M&S’s Sparkle Is More Like a Fizzle
Reviving the chain needs more than closing shops.
Marks & Spencer Group Plc rebranded itself as Markle & Sparkle over the weekend, in honor of the royal wedding. But with so much work in progress, for investors, any celebrations are likely to fall flat.
The company will step up the pace of store closures when it announces its annual earnings on Wednesday, Bloomberg News reported.
Although the amount of capacity coming out of the company’s estate is unlikely to change from what’s already been announced — 100 to 110 stores, or about 25 percent of clothing and home space — it’s likely that more of the reduction may come through store closures, rather than relocations.
Although shuttering shops is likely to grab the headlines, it doesn’t capture the whole story of what is happening at the high street stalwart.
Archie Norman, the chairman who is driving the transformation, is also set to invest in fulfillment centers to speed up online delivery times. He will also carry on revitalizing the supply chain for clothing, according to the strategy he set out last November.
M&S wants a third of its clothing and homeware sales to be online in the medium term, compared to 20 percent at the moment. As I’ve noted before, European retailers are racing to bolster their online operations. That all means more spending. Some of M&S’s online bill will be met by cost cuts elsewhere, but the retailer won’t be immune from the need to dig deep.
For long-suffering M&S investors, this all sounds familiar.
Former chief executive officer Marc Bolland spent about 3 billion pounds ($4 billion) trying to overhaul systems and logistics, including building a state-of-the art warehouse in Castle Donington, England. If yet more modernization is needed, that raises questions about the value of this investment. A write-down could be on the cards.
Norman and CEO Steve Rowe have made a good start in tackling overvalued assets. But their two rounds of big write-downs have mostly focused on both the U.K. store network and the overseas footprint.
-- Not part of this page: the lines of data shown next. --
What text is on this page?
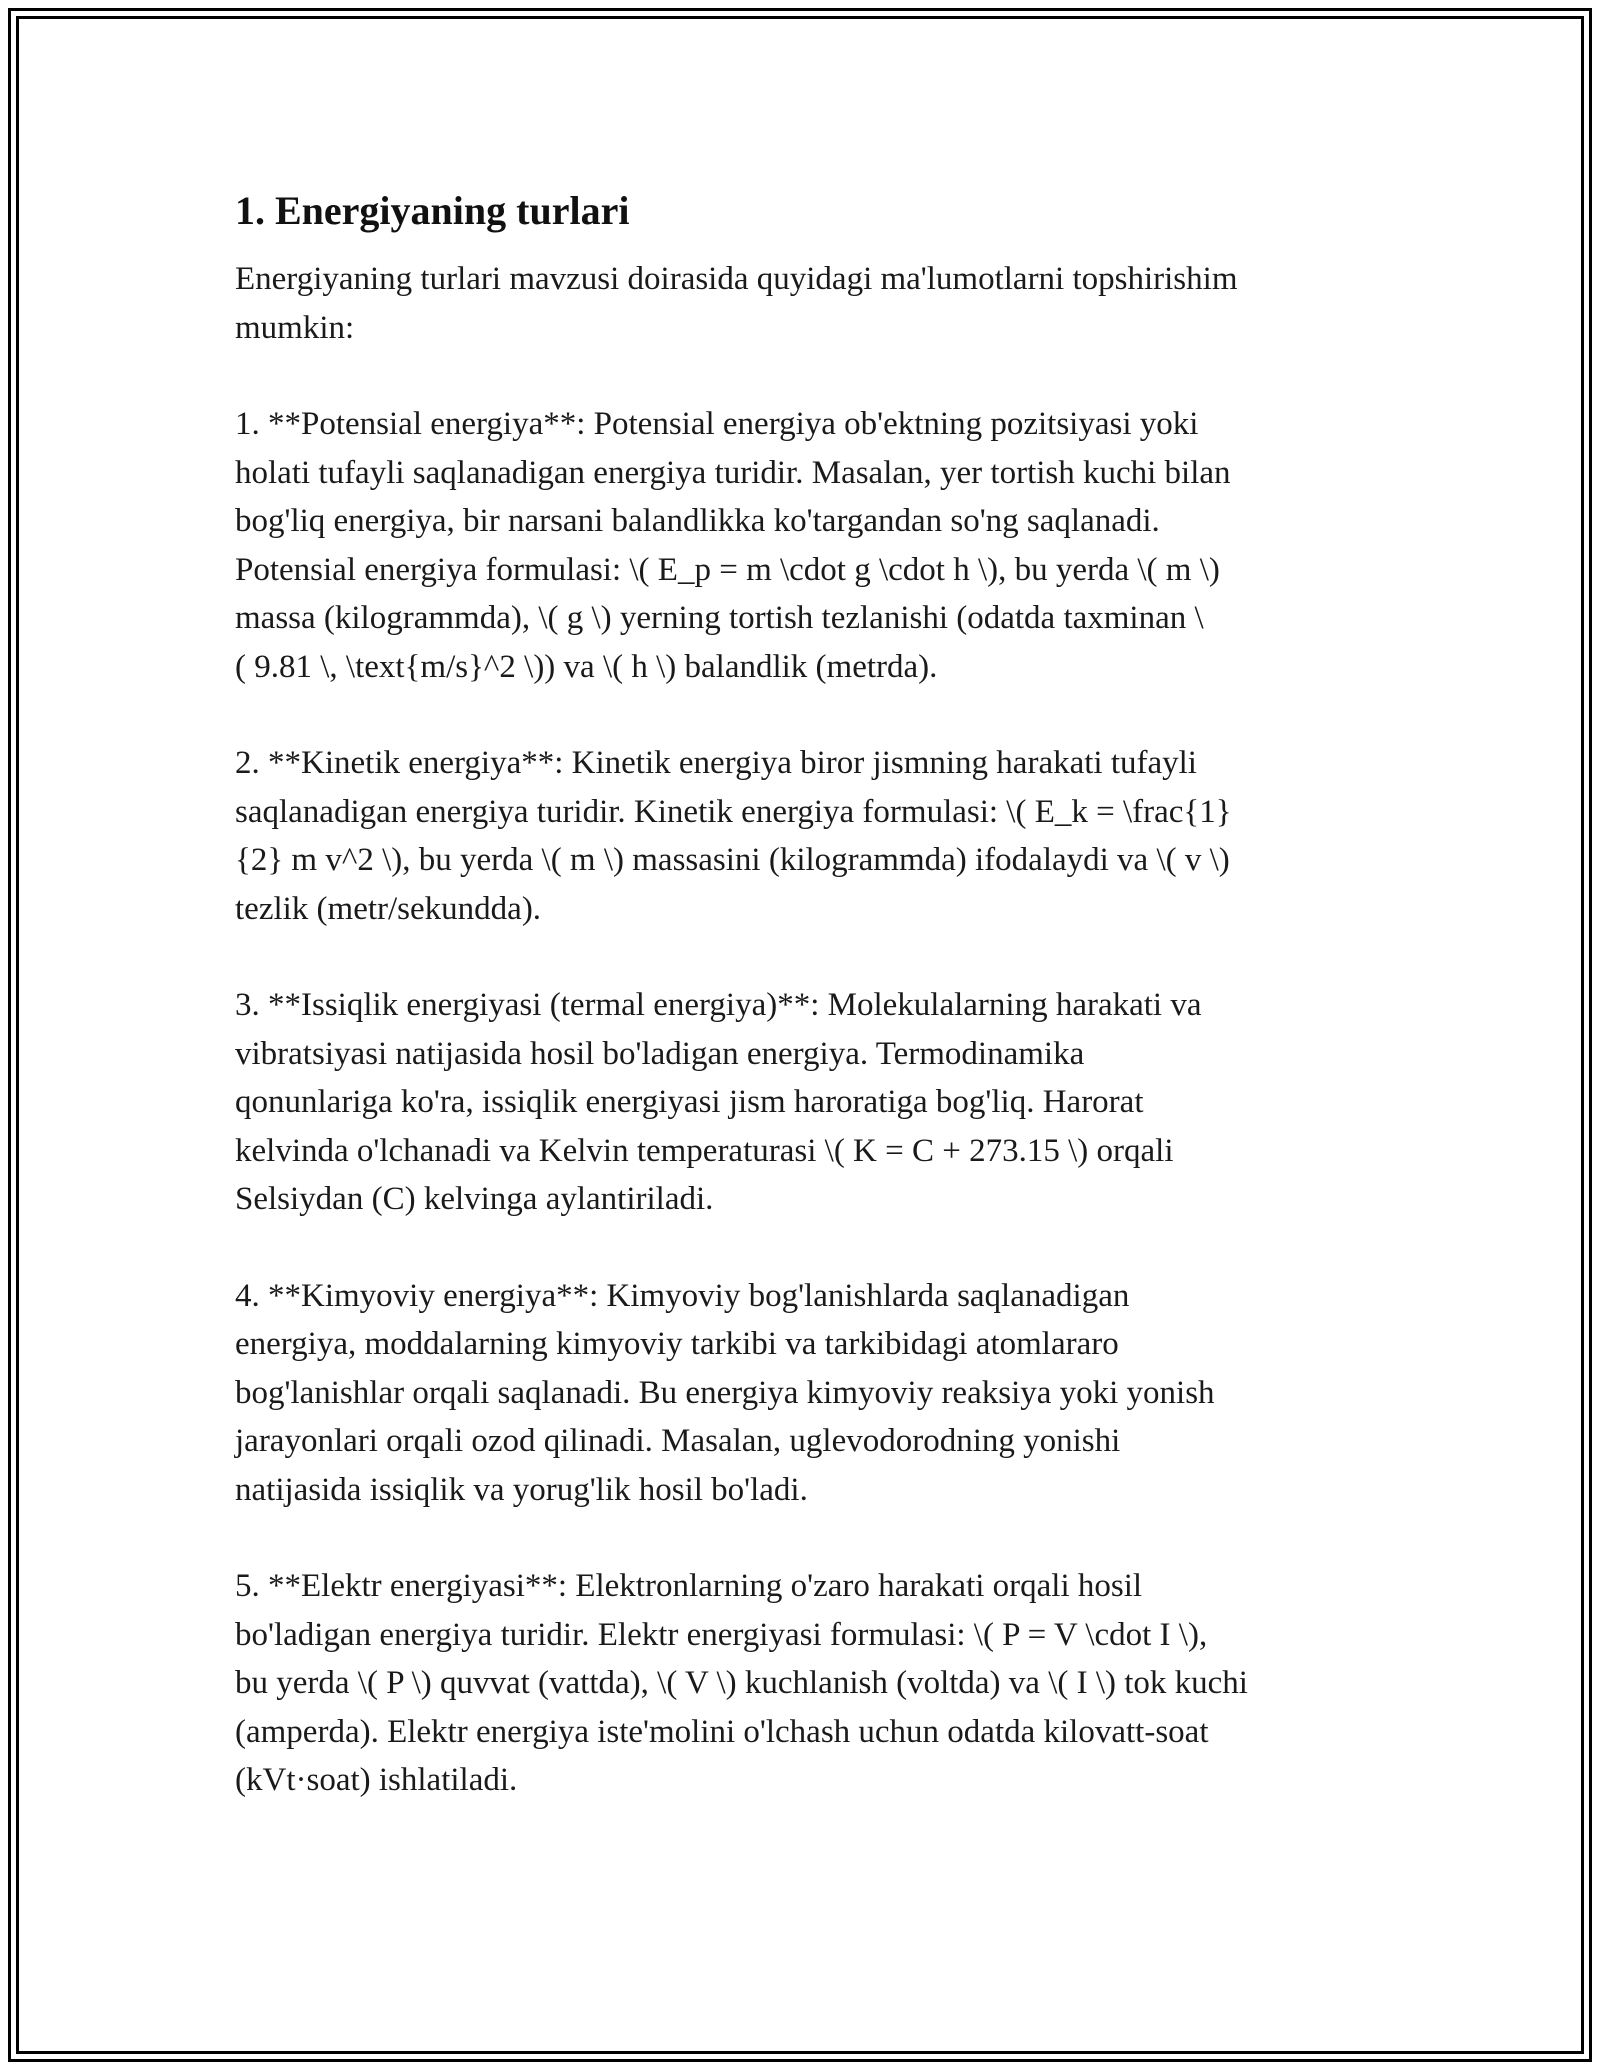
1. Energiyaning turlari

Energiyaning turlari mavzusi doirasida quyidagi ma'lumotlarni topshirishim
mumkin:

1. **Potensial energiya**: Potensial energiya ob'ektning pozitsiyasi yoki
holati tufayli saqlanadigan energiya turidir. Masalan, yer tortish kuchi bilan
bog'liq energiya, bir narsani balandlikka ko'targandan so'ng saqlanadi.
Potensial energiya formulasi: \( E_p = m \cdot g \cdot h \), bu yerda \( m \)
massa (kilogrammda), \( g \) yerning tortish tezlanishi (odatda taxminan \
( 9.81 \, \text{m/s}^2 \)) va \( h \) balandlik (metrda).

2. **Kinetik energiya**: Kinetik energiya biror jismning harakati tufayli
saqlanadigan energiya turidir. Kinetik energiya formulasi: \( E_k = \frac{1}
{2} m v^2 \), bu yerda \( m \) massasini (kilogrammda) ifodalaydi va \( v \)
tezlik (metr/sekundda).

3. **Issiqlik energiyasi (termal energiya)**: Molekulalarning harakati va
vibratsiyasi natijasida hosil bo'ladigan energiya. Termodinamika
qonunlariga ko'ra, issiqlik energiyasi jism haroratiga bog'liq. Harorat
kelvinda o'lchanadi va Kelvin temperaturasi \( K = C + 273.15 \) orqali
Selsiydan (C) kelvinga aylantiriladi.

4. **Kimyoviy energiya**: Kimyoviy bog'lanishlarda saqlanadigan
energiya, moddalarning kimyoviy tarkibi va tarkibidagi atomlararo
bog'lanishlar orqali saqlanadi. Bu energiya kimyoviy reaksiya yoki yonish
jarayonlari orqali ozod qilinadi. Masalan, uglevodorodning yonishi
natijasida issiqlik va yorug'lik hosil bo'ladi.

5. **Elektr energiyasi**: Elektronlarning o'zaro harakati orqali hosil
bo'ladigan energiya turidir. Elektr energiyasi formulasi: \( P = V \cdot I \),
bu yerda \( P \) quvvat (vattda), \( V \) kuchlanish (voltda) va \( I \) tok kuchi
(amperda). Elektr energiya iste'molini o'lchash uchun odatda kilovatt-soat
(kVt·soat) ishlatiladi.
A faster pace of domestic store closures means there could be more to come this time round. The company still had 4.8 billion of property, plant and equipment on its balance sheet at April 1, 2017, compared with 5 billion at the year earlier period.
But at some point, the value of M&S’s infrastructure and logistics investment also needs to be tested. It’s possible it is still too early for this process, but this is a shoe that is ready to drop.
M&S shares rose more than 2 percent early Monday, reflecting investor enthusiasm for accelerated store closures and the appointment of new non-executive directors, including Katie Bickerstaffe, a highly respected former Dixons Carphone Plc executive.
But they are still down 25 percent over the past year, and the company could fall out of the FTSE 100 Index.
They trade on a forward price earnings ratio of 11.2 times, a deserved discount to Next’s 13.6 times.
Though taking an ax to the store estate is welcome, M&S needs to do the same to its balance sheet.